Space Girl -v0.01- -koooon Soft- ((new)) Direct

Keep your eyes on the horizon, haulers. The Space Girl is waiting, and v0.01 is just the first step toward the stars.

. This science fiction side-scroller marks a return to the developer’s roots after a brief hiatus and shifts the setting to a futuristic, alien-infested universe. 🚀 Game Overview The game follows the story of Space Girl -v0.01- -Koooon Soft-

This silence subverts the typical male-gaze-driven trope of the “cute girl in space.” Without a narrative to objectify her, the Space Girl becomes a cipher for the player’s own anxiety. Are we rescuing someone? Collecting resources? Simply surviving? The lack of context forces a confrontation with a deeply uncomfortable question: What is the point of exploration when there is no one to report back to? In v0.01, the Space Girl is not a hero; she is a castaway. Her femininity, stripped of narrative purpose, highlights the absurdity of gender in an environment that is fundamentally hostile to biological life. In the cold calculus of space, breasts and bows are irrelevant; only the oxygen tank matters. Keep your eyes on the horizon, haulers

To judge Space Girl -v0.01- as a product is to misunderstand it. By conventional metrics, it is broken, empty, and short. However, as a piece of “process art,” it is revelatory. Koooon Soft has not merely released a demo; they have released a skeleton. They have invited the player to see the scaffolding before the cathedral is built. This science fiction side-scroller marks a return to

The game utilizes a 2D side-scrolling perspective. The controls are designed to be responsive, demanding precision from the player. In the v0.01 build, the mechanics are often stripped down to the essentials: movement, jumping, and firing. This simplicity is deceptive, as the level design often requires players to master the physics of the protagonist's movements to navigate platforms and avoid environmental hazards.

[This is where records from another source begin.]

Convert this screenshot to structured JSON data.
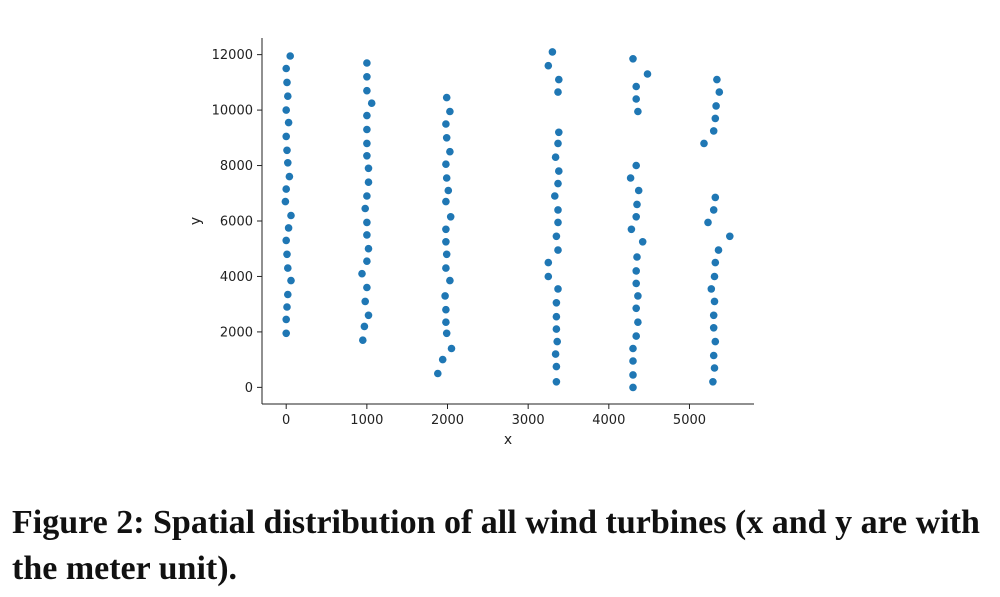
{
  "caption": "Figure 2: Spatial distribution of all wind turbines (x and y are with the meter unit).",
  "chart_data": {
    "type": "scatter",
    "title": "",
    "xlabel": "x",
    "ylabel": "y",
    "xlim": [
      -300,
      5800
    ],
    "ylim": [
      -600,
      12600
    ],
    "xticks": [
      0,
      1000,
      2000,
      3000,
      4000,
      5000
    ],
    "yticks": [
      0,
      2000,
      4000,
      6000,
      8000,
      10000,
      12000
    ],
    "marker_color": "#1f77b4",
    "grid": false,
    "series": [
      {
        "points": [
          [
            50,
            11950
          ],
          [
            0,
            11500
          ],
          [
            10,
            11000
          ],
          [
            20,
            10500
          ],
          [
            0,
            10000
          ],
          [
            30,
            9550
          ],
          [
            0,
            9050
          ],
          [
            10,
            8550
          ],
          [
            20,
            8100
          ],
          [
            40,
            7600
          ],
          [
            0,
            7150
          ],
          [
            -10,
            6700
          ],
          [
            60,
            6200
          ],
          [
            30,
            5750
          ],
          [
            0,
            5300
          ],
          [
            10,
            4800
          ],
          [
            20,
            4300
          ],
          [
            60,
            3850
          ],
          [
            20,
            3350
          ],
          [
            10,
            2900
          ],
          [
            0,
            2450
          ],
          [
            0,
            1950
          ],
          [
            1000,
            11700
          ],
          [
            1000,
            11200
          ],
          [
            1000,
            10700
          ],
          [
            1060,
            10250
          ],
          [
            1000,
            9800
          ],
          [
            1000,
            9300
          ],
          [
            1000,
            8800
          ],
          [
            1000,
            8350
          ],
          [
            1020,
            7900
          ],
          [
            1020,
            7400
          ],
          [
            1000,
            6900
          ],
          [
            980,
            6450
          ],
          [
            1000,
            5950
          ],
          [
            1000,
            5500
          ],
          [
            1020,
            5000
          ],
          [
            1000,
            4550
          ],
          [
            940,
            4100
          ],
          [
            1000,
            3600
          ],
          [
            980,
            3100
          ],
          [
            1020,
            2600
          ],
          [
            970,
            2200
          ],
          [
            950,
            1700
          ],
          [
            1990,
            10450
          ],
          [
            2030,
            9950
          ],
          [
            1980,
            9500
          ],
          [
            1990,
            9000
          ],
          [
            2030,
            8500
          ],
          [
            1980,
            8050
          ],
          [
            1990,
            7550
          ],
          [
            2010,
            7100
          ],
          [
            1980,
            6700
          ],
          [
            2040,
            6150
          ],
          [
            1980,
            5700
          ],
          [
            1980,
            5250
          ],
          [
            1990,
            4800
          ],
          [
            1980,
            4300
          ],
          [
            2030,
            3850
          ],
          [
            1970,
            3300
          ],
          [
            1980,
            2800
          ],
          [
            1980,
            2350
          ],
          [
            1990,
            1950
          ],
          [
            2050,
            1400
          ],
          [
            1940,
            1000
          ],
          [
            1880,
            500
          ],
          [
            3300,
            12100
          ],
          [
            3250,
            11600
          ],
          [
            3380,
            11100
          ],
          [
            3370,
            10650
          ],
          [
            3380,
            9200
          ],
          [
            3370,
            8800
          ],
          [
            3340,
            8300
          ],
          [
            3380,
            7800
          ],
          [
            3370,
            7350
          ],
          [
            3330,
            6900
          ],
          [
            3370,
            6400
          ],
          [
            3370,
            5950
          ],
          [
            3350,
            5450
          ],
          [
            3370,
            4950
          ],
          [
            3250,
            4500
          ],
          [
            3250,
            4000
          ],
          [
            3370,
            3550
          ],
          [
            3350,
            3050
          ],
          [
            3350,
            2550
          ],
          [
            3350,
            2100
          ],
          [
            3360,
            1650
          ],
          [
            3340,
            1200
          ],
          [
            3350,
            750
          ],
          [
            3350,
            200
          ],
          [
            4300,
            11850
          ],
          [
            4480,
            11300
          ],
          [
            4340,
            10850
          ],
          [
            4340,
            10400
          ],
          [
            4360,
            9950
          ],
          [
            4340,
            8000
          ],
          [
            4270,
            7550
          ],
          [
            4370,
            7100
          ],
          [
            4350,
            6600
          ],
          [
            4340,
            6150
          ],
          [
            4280,
            5700
          ],
          [
            4420,
            5250
          ],
          [
            4350,
            4700
          ],
          [
            4340,
            4200
          ],
          [
            4340,
            3750
          ],
          [
            4360,
            3300
          ],
          [
            4340,
            2850
          ],
          [
            4360,
            2350
          ],
          [
            4340,
            1850
          ],
          [
            4300,
            1400
          ],
          [
            4300,
            950
          ],
          [
            4300,
            450
          ],
          [
            4300,
            0
          ],
          [
            5340,
            11100
          ],
          [
            5370,
            10650
          ],
          [
            5330,
            10150
          ],
          [
            5320,
            9700
          ],
          [
            5300,
            9250
          ],
          [
            5180,
            8800
          ],
          [
            5320,
            6850
          ],
          [
            5300,
            6400
          ],
          [
            5230,
            5950
          ],
          [
            5500,
            5450
          ],
          [
            5360,
            4950
          ],
          [
            5320,
            4500
          ],
          [
            5310,
            4000
          ],
          [
            5270,
            3550
          ],
          [
            5310,
            3100
          ],
          [
            5300,
            2600
          ],
          [
            5300,
            2150
          ],
          [
            5320,
            1650
          ],
          [
            5300,
            1150
          ],
          [
            5310,
            700
          ],
          [
            5290,
            200
          ]
        ]
      }
    ]
  }
}
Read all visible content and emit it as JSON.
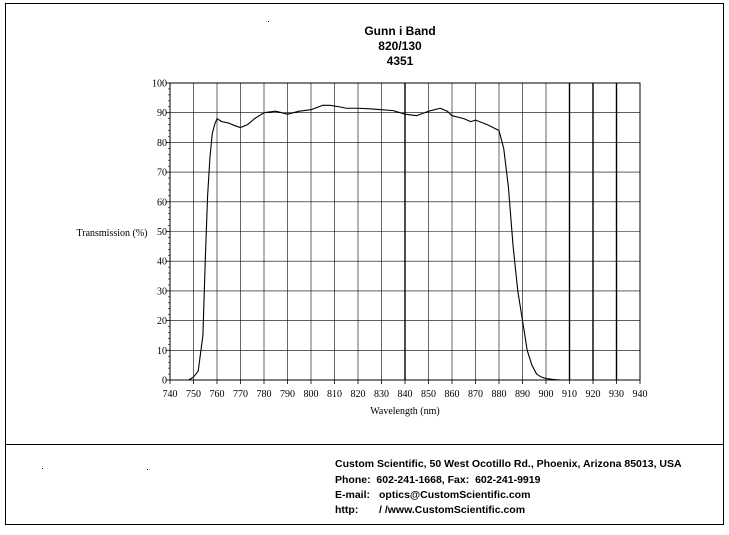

In an era of hyper-polished live-service games designed to monetize every second of attention, the raw, unfinished honesty of Space Girl -v0.01- is radical. It does not pretend to offer escapism. Instead, it offers reflection. The Space Girl stands on her low-poly asteroid, looking at a star that is just a glowing sprite. She cannot touch it. She cannot name it. But she is there. And in the broken, glitching silence of v0.01, her presence—lonely, incomplete, and strangely beautiful—is the only truth the game needs to tell. The final version may never come, but perhaps that is the point: in space, as in development, we are all waiting for an update that will never arrive.